Zinnober, zornrotes Zufallsprodukt

Kolumnen | aus FALTER 39/09 vom 23.09.2009

Andrea Maria Dusl beantwortet knifflige Fragen der Leserschaft

Liebe Frau Andrea,

neulich wurde ich mit den Worten „Die soll nicht immer so einen Zinnober aufführen“ abschätzig ausgerichtet. Seither frage ich mich: Wo, wann und wie hat sich denn bitte so eine Farbe in den kollektiven sprachlichen Metaphernhaushalt einschmuggeln können?

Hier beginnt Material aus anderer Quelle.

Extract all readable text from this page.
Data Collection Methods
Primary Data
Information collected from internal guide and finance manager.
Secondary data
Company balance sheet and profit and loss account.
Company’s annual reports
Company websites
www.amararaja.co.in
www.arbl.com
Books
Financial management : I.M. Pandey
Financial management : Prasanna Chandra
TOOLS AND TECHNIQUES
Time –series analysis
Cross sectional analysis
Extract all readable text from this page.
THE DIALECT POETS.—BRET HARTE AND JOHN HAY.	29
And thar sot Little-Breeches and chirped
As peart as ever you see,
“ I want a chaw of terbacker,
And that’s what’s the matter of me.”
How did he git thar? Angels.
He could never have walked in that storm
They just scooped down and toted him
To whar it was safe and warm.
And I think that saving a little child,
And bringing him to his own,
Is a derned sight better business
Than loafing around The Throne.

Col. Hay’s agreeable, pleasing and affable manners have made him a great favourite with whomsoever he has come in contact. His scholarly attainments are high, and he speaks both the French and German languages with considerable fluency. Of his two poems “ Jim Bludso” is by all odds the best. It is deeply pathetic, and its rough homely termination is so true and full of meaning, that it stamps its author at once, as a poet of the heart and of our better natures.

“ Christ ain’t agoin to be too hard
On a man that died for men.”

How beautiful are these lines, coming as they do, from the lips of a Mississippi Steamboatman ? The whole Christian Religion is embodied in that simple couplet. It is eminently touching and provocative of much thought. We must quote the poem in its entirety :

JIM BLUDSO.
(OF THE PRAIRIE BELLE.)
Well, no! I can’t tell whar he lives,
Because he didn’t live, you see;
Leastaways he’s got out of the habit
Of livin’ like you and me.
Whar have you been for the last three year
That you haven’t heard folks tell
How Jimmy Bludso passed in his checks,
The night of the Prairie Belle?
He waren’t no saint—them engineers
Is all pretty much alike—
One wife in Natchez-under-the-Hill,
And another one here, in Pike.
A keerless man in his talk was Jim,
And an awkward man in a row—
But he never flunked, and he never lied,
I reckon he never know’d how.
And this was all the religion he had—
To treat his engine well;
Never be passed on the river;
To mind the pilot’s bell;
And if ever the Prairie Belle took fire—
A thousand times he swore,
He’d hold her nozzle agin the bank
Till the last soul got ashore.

Meine reizende Handtasche Yulla und ich bitten Sie, geschätzte Comandantina, um sachkundige Aufklärung! Herzlichst die Ihre,

Eyulita (mit Yulla)

per Zwitscherer und Elektropost

Liebe Eyulita, liebe Yulla,

wir alle kennen die leuchtendrote Farbe aus den Malkästen unserer Kindheit. Das Pigment Zinnober, chemisch: Cinnabarit – eine der drei Modifikationen von HgS, Quecksilbersulfit –, leitet seinen Namen vom lateinischen cinnabaris ab, dieses wiederum soll vom persischen zinjifrah, zu Deutsch „Drachenblut“, herkommen.

Bei den Römern war das rote Mineral sehr beliebt, aber auch sehr teuer und wurde gerne mit dem roten Farbstoff verwechselt, der aus Kermes (dem Insekt Kermes vermilio) gewonnen wurde. Von diesem kommt die französische und englische Bezeichnung vermillon/vermilon.

China kennt Zinnober als Zhusha (rotes Mineral) schon seit fast 4000 Jahren, es spielt in Kunstgeschichte und Medizin des Reichs der Mitte eine große Rolle und gilt allgemein als Farbe des Glücks.

Die Etymologen und Sprichwortforscher sind sich über Gründe für den pejorativen Gebrauch des Zinnobers allerdings nicht ganz im Klaren. Am wahrscheinlichsten ist jene These, nach der Redewendungen wie „Zinnober reden“ oder „einen unglaublichen Zinnober aufführen“ noch aus den Küchen der Alchemisten stammen.

Von den mittelalterlichen Goldkochern wurde Quecksilber als Essenz sämtlicher Metalle angesehen. Der Schwefel mit seiner gelben Farbe sollte ihrer Ansicht nach Quecksilber gelb färben und so künstliches Gold liefern. Quecksilber (Hg) und Schwefel (S) verbinden sich aber, ganz gegen die Wunschvorstellungen der Alchemisten, nicht zu Gold, sondern eben zu HgS, Zinnober.

William Shakespeare hätte gesagt: „Much Ado about Nothing“, viel Wind um nichts.